Employee performance evaluations aren't a one-size-fits-all proposition. Every person who works for you makes a unique contribution to your business, so performance reviews should reflect individual situations. There are, however, a handful of general evaluation factors you can use to assess the progress of virtually every employee in your organization.
The quality, quantity and substance of an employee's work is a primary component of a performance evaluation. An employee must have the knowledge, skills and abilities to perform her job. Can she get the job done without constantly asking for help? Does she have the skills she needs to be productive? Does she complete her work on time and without errors? This critical factor of a performance evaluation assesses how well the employee does the nuts and bolts of the job she was hired to do.
An employee who produces high-quality work can deflate her value to your business by engaging in behavior that disrupts the workplace and demoralizes her co-workers. A performance evaluation is a good time to address unsatisfactory behavior such as gossip, complaining and insubordination, but don't focus only on the negative. Praising positive behavior is as important as correcting behavior that needs improvement. A reliable employee who fosters a spirit of communication and cooperation deserves to be recognized and rewarded.

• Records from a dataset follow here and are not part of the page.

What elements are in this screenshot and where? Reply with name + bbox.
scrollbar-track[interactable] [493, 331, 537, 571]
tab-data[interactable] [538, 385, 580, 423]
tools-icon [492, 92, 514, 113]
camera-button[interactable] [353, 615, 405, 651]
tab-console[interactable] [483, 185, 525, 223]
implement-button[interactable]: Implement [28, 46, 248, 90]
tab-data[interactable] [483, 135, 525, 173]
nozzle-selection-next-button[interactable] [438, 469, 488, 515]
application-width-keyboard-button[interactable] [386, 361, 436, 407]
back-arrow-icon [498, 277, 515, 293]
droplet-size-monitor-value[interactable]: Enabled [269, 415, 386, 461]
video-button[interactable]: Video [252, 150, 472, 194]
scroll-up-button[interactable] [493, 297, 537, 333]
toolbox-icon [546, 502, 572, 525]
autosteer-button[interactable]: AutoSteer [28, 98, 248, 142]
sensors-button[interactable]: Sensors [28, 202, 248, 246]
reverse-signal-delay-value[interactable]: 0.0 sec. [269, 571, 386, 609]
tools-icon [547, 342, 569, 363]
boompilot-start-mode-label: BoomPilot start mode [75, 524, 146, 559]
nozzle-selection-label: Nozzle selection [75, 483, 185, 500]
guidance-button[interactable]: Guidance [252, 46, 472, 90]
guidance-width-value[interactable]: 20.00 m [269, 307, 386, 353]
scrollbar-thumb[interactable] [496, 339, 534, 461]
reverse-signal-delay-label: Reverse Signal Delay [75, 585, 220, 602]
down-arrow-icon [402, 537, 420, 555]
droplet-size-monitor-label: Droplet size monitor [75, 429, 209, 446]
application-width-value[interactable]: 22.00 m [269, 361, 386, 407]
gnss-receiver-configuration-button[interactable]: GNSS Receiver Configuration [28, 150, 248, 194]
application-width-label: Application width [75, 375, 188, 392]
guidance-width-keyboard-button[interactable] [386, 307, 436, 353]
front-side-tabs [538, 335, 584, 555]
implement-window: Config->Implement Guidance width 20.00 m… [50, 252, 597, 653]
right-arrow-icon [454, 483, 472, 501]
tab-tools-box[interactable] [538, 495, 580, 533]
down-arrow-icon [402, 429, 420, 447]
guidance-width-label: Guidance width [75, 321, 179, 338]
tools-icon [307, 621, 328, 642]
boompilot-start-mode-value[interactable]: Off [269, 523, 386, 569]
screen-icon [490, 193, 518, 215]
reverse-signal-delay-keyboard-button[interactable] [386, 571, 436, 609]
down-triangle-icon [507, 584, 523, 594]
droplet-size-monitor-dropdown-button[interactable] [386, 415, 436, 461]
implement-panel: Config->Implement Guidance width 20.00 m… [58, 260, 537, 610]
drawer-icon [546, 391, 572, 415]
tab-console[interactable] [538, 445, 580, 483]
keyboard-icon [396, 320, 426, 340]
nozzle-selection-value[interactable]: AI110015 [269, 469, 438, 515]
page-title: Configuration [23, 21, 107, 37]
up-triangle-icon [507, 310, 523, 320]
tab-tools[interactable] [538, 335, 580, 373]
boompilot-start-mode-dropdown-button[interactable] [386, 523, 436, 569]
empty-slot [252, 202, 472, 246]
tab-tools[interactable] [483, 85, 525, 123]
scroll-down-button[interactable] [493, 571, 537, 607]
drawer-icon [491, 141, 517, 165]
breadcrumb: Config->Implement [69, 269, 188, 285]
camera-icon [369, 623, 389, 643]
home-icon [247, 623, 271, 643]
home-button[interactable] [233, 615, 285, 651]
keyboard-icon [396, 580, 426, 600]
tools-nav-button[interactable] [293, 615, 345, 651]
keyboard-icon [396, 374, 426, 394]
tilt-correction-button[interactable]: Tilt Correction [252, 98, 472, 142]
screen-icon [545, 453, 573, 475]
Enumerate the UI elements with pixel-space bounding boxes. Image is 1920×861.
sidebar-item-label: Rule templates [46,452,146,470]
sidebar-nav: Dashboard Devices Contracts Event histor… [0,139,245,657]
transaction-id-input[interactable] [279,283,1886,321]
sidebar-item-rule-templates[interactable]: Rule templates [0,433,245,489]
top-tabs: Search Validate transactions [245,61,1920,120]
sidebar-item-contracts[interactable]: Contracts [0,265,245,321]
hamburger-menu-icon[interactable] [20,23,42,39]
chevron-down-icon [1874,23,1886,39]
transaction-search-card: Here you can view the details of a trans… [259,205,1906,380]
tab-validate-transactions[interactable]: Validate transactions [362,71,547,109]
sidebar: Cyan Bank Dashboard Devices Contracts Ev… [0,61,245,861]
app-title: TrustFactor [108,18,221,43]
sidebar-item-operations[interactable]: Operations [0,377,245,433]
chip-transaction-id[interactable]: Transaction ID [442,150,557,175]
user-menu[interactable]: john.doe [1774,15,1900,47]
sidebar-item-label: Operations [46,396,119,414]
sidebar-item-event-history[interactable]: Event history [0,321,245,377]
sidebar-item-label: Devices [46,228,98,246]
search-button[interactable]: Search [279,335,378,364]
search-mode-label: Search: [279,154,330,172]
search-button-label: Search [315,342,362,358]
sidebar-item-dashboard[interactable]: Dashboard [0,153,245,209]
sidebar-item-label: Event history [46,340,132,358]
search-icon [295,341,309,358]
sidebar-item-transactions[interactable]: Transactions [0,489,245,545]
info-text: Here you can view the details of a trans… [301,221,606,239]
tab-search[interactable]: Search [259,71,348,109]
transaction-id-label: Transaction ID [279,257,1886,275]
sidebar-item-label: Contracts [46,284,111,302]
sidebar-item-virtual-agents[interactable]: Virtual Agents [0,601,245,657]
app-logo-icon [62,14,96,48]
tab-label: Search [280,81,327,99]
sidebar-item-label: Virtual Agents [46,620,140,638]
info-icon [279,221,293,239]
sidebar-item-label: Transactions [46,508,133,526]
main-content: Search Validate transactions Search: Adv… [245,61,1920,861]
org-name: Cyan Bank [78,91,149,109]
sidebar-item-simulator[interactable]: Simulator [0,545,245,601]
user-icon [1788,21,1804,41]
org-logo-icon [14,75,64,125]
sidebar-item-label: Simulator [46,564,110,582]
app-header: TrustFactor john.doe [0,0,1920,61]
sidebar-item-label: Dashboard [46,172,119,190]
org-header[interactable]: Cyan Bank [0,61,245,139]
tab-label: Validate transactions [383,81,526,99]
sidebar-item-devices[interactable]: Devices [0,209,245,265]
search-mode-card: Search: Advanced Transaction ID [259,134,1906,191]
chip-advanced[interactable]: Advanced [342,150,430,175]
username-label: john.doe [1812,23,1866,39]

A regular performance review is an ideal time to review an employee's progress toward work-related goals. Employer and employee can discuss why incomplete goals were not achieved and whether the employee needs additional resources to reach her goals. You both may decide that a goal was unrealistic and adjust it. Reward the employee for goals she successfully achieved in proportion to the achievement. For example, completing a long, complex project on time and under budget may merit a cash bonus or raise, while giving a gift card or public recognition is suitable for minor achievements.
Many employers use a form or template to conduct performance evaluations. The form should list the factors that are most important to your business and provide a rating scale for use during the evaluation. Reviewing the employee's job description may help you identify which factors you want to evaluate. Going over the form with a new employee during the on-boarding process helps establish your expectations for performance and helps the new hire work out ways to meet or exceed expectations.